I work in a school and I have summers off. I love having summers off.
I HATE the month before school ends. Everyone is insane. The kids don’t want to be in school and this results in things as innocuous as inattention and things as irritating as children running through the halls, screaming and punching things. The adults are just as bad. They’re stressed and irritable.There’s no air conditioning in our building so everyone is hot and sweatie and miserable about that.
There are nineteen days left. There’s about 12 field trips in those nineteen days. and Field Day. How I loathe field day… but it’s only 19.

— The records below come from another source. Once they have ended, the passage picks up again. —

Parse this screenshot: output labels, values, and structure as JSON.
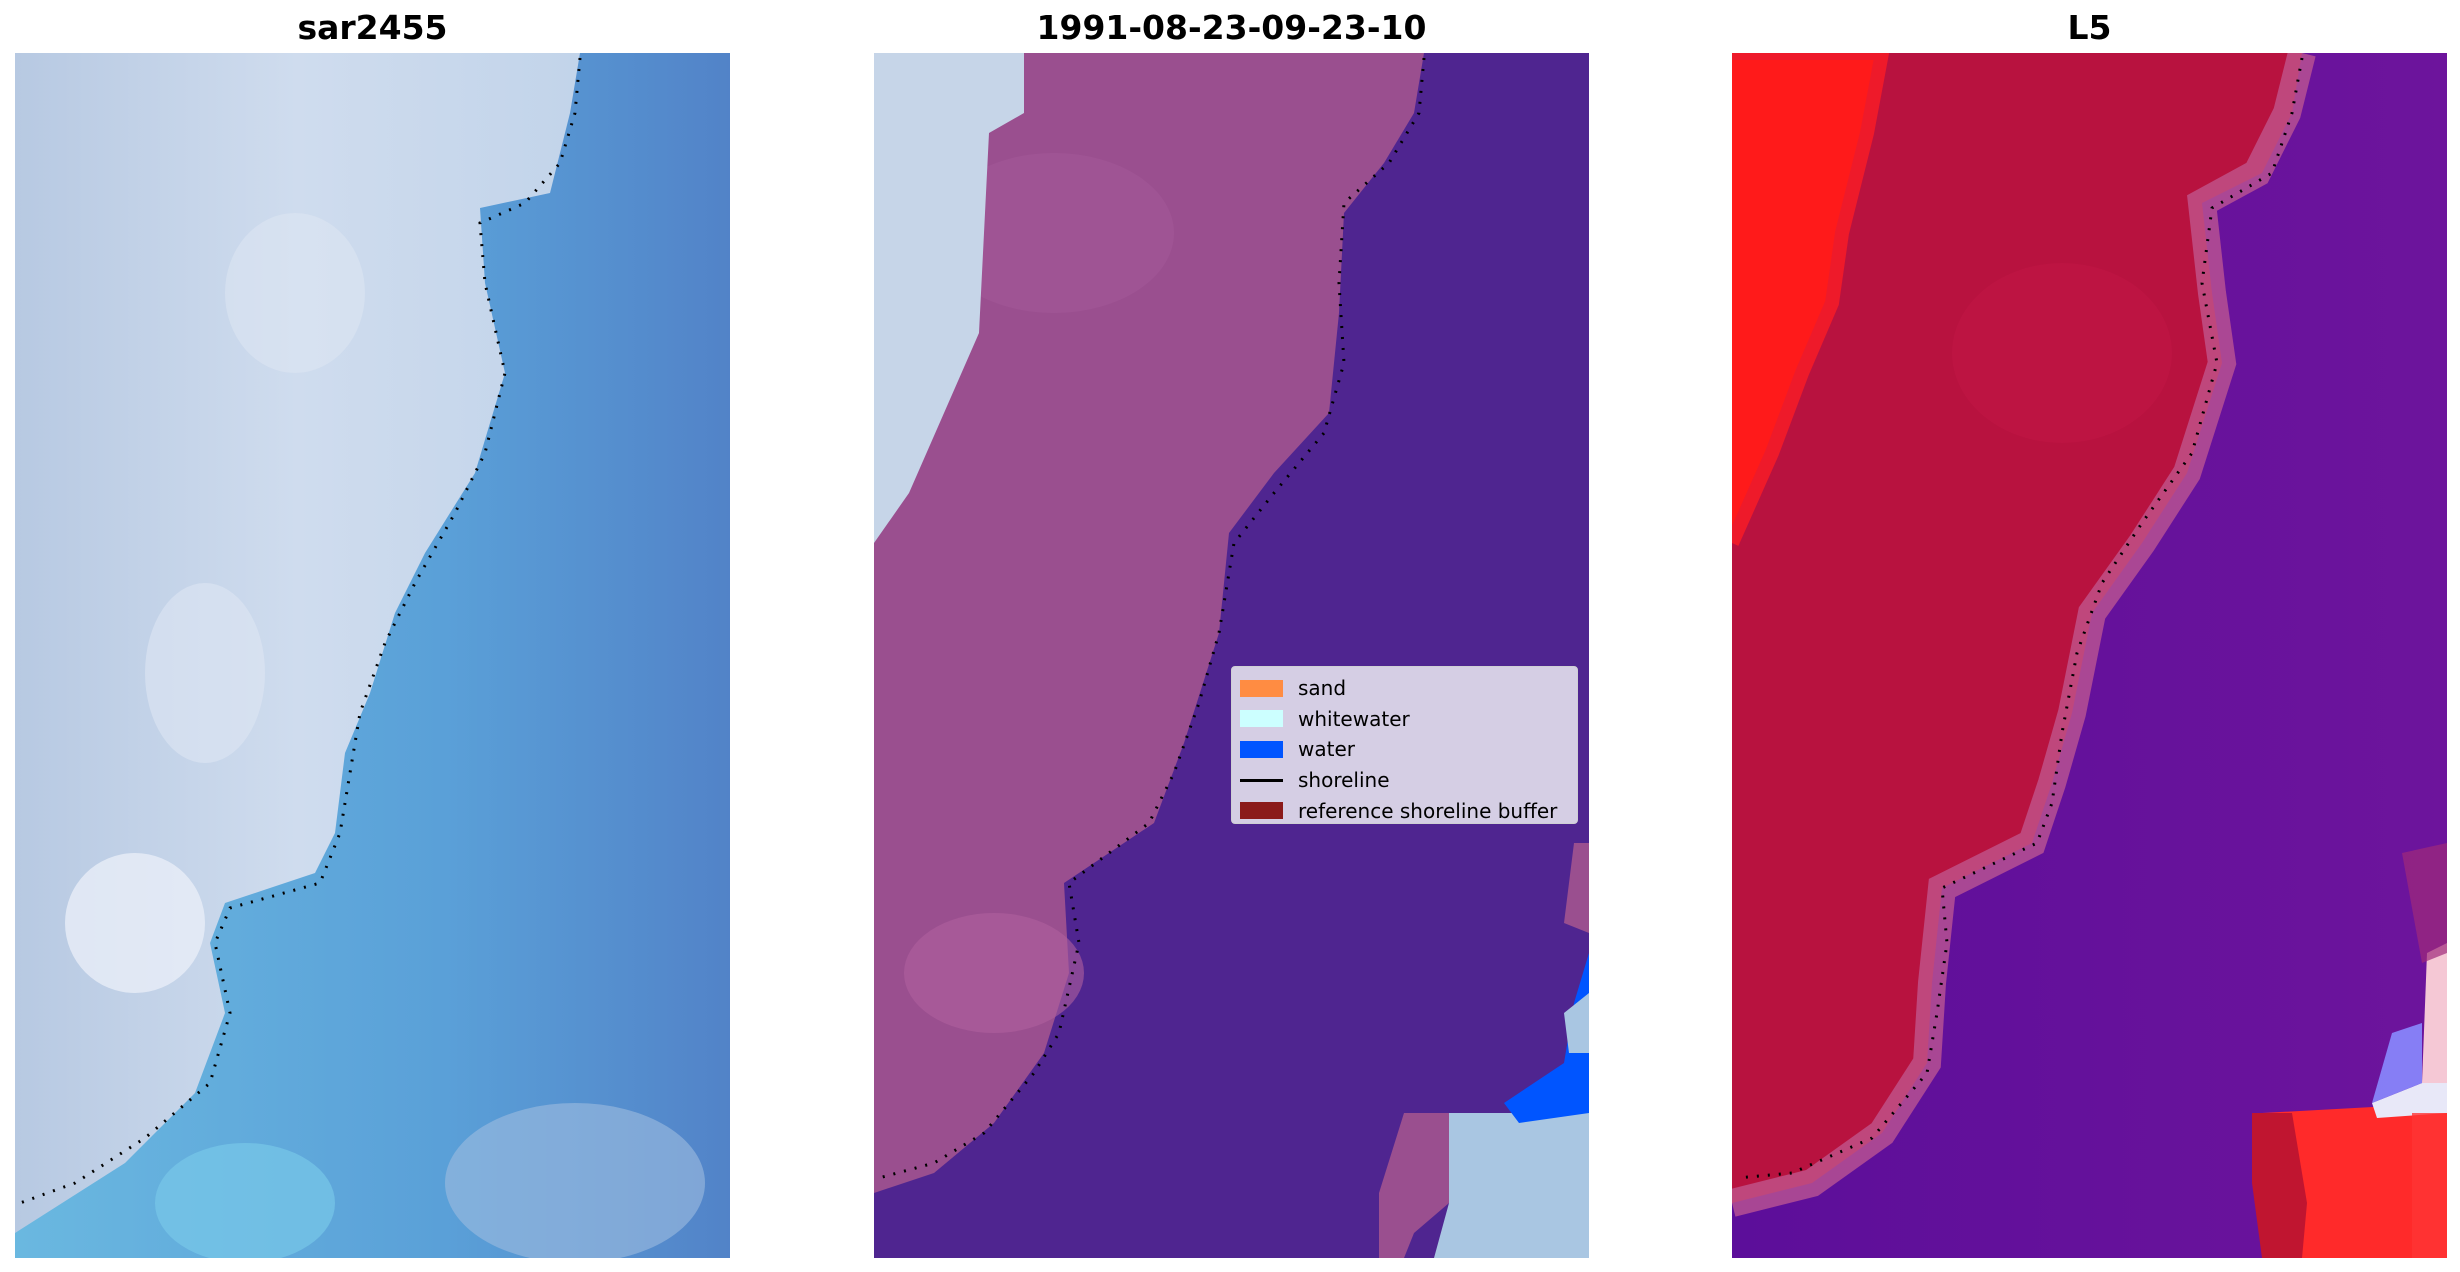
{
  "panels": [
    {
      "title": "sar2455"
    },
    {
      "title": "1991-08-23-09-23-10"
    },
    {
      "title": "L5"
    }
  ],
  "legend": {
    "items": [
      {
        "label": "sand",
        "color": "#ff8c42",
        "kind": "patch"
      },
      {
        "label": "whitewater",
        "color": "#ccffff",
        "kind": "patch"
      },
      {
        "label": "water",
        "color": "#0055ff",
        "kind": "patch"
      },
      {
        "label": "shoreline",
        "color": "#000000",
        "kind": "line"
      },
      {
        "label": "reference shoreline buffer",
        "color": "#8b1a1a",
        "kind": "patch"
      }
    ]
  },
  "colors": {
    "rgb_land": "#c9d8ea",
    "rgb_water": "#5a8fcc",
    "rgb_shallow": "#6ab8e0",
    "class_land": "#9a4f8f",
    "class_water": "#4f2590",
    "class_whitewater": "#c6d5e8",
    "class_water_blue": "#0055ff",
    "ndwi_land": "#b8123f",
    "ndwi_water": "#63109a",
    "ndwi_bright_red": "#ff1a1a"
  }
}
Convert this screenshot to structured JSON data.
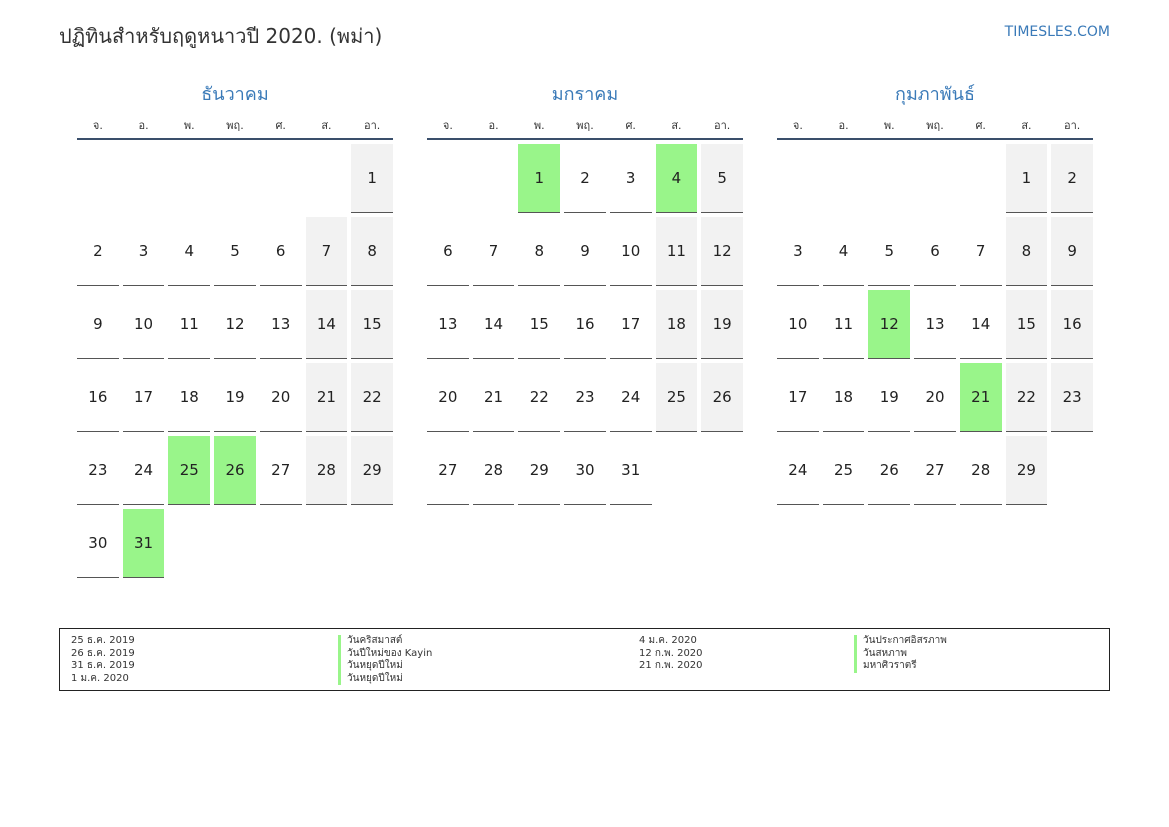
{
  "page": {
    "title": "ปฏิทินสำหรับฤดูหนาวปี 2020. (พม่า)",
    "site": "TIMESLES.COM"
  },
  "colors": {
    "accent": "#3a7ab8",
    "holiday": "#99f58a",
    "weekend": "#f2f2f2"
  },
  "weekdays": [
    "จ.",
    "อ.",
    "พ.",
    "พฤ.",
    "ศ.",
    "ส.",
    "อา."
  ],
  "months": [
    {
      "name": "ธันวาคม",
      "offset": 6,
      "days": 31,
      "holidays": [
        25,
        26,
        31
      ]
    },
    {
      "name": "มกราคม",
      "offset": 2,
      "days": 31,
      "holidays": [
        1,
        4
      ]
    },
    {
      "name": "กุมภาพันธ์",
      "offset": 5,
      "days": 29,
      "holidays": [
        12,
        21
      ]
    }
  ],
  "legend": {
    "left": [
      {
        "date": "25 ธ.ค. 2019",
        "name": "วันคริสมาสต์"
      },
      {
        "date": "26 ธ.ค. 2019",
        "name": "วันปีใหม่ของ Kayin"
      },
      {
        "date": "31 ธ.ค. 2019",
        "name": "วันหยุดปีใหม่"
      },
      {
        "date": "1 ม.ค. 2020",
        "name": "วันหยุดปีใหม่"
      }
    ],
    "right": [
      {
        "date": "4 ม.ค. 2020",
        "name": "วันประกาศอิสรภาพ"
      },
      {
        "date": "12 ก.พ. 2020",
        "name": "วันสหภาพ"
      },
      {
        "date": "21 ก.พ. 2020",
        "name": "มหาศิวราตรี"
      }
    ]
  }
}
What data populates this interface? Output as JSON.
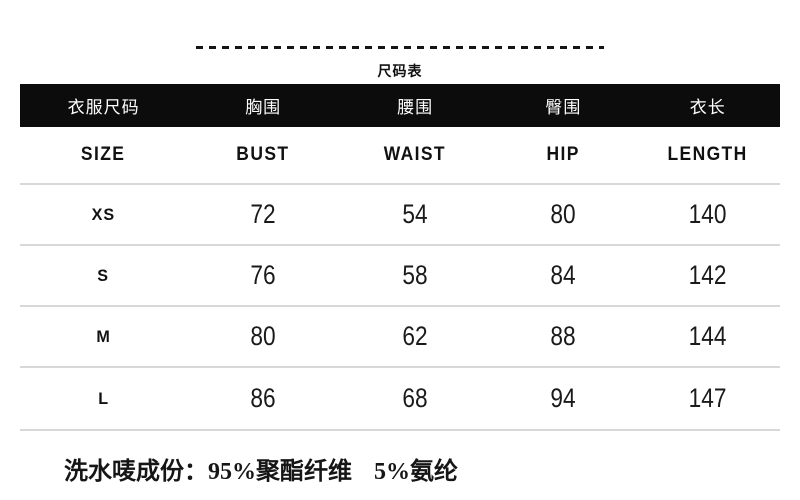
{
  "colors": {
    "header_bg": "#0c0c0c",
    "header_text": "#ffffff",
    "divider": "#d8d8d8",
    "text": "#111111",
    "background": "#ffffff"
  },
  "size_chart": {
    "title": "尺码表",
    "header_cn": [
      "衣服尺码",
      "胸围",
      "腰围",
      "臀围",
      "衣长"
    ],
    "header_en": [
      "SIZE",
      "BUST",
      "WAIST",
      "HIP",
      "LENGTH"
    ],
    "rows": [
      {
        "size": "XS",
        "bust": "72",
        "waist": "54",
        "hip": "80",
        "length": "140"
      },
      {
        "size": "S",
        "bust": "76",
        "waist": "58",
        "hip": "84",
        "length": "142"
      },
      {
        "size": "M",
        "bust": "80",
        "waist": "62",
        "hip": "88",
        "length": "144"
      },
      {
        "size": "L",
        "bust": "86",
        "waist": "68",
        "hip": "94",
        "length": "147"
      }
    ]
  },
  "care_label": {
    "prefix": "洗水唛成份：",
    "items": [
      "95%聚酯纤维",
      "5%氨纶"
    ]
  }
}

And I know, I used to work all year and there was never a problem. Maybe there’s something wrong with me, but these kids take it out of me. Caring as hard as they do about all their weird complaints. dealing with their unending drama, their rage.
The lying… specificallie the BAD lying. If you MUST lie to me, do a decent job. Don’t use words you don’t know the definitions of. Don’t make up stories about things you don’t know about. (heart pain on the right side is a favorite) Just don’t lie, franklie. I’m not unreasonable. I’ll let you bail on 20 minutes of class. But lying to me just makes me never believe anything you say, and someday you might need me to.
Anyways. Nineteen Days. I can do this. One period at a time. It’s only 45 minutes. What could possibly go wrong?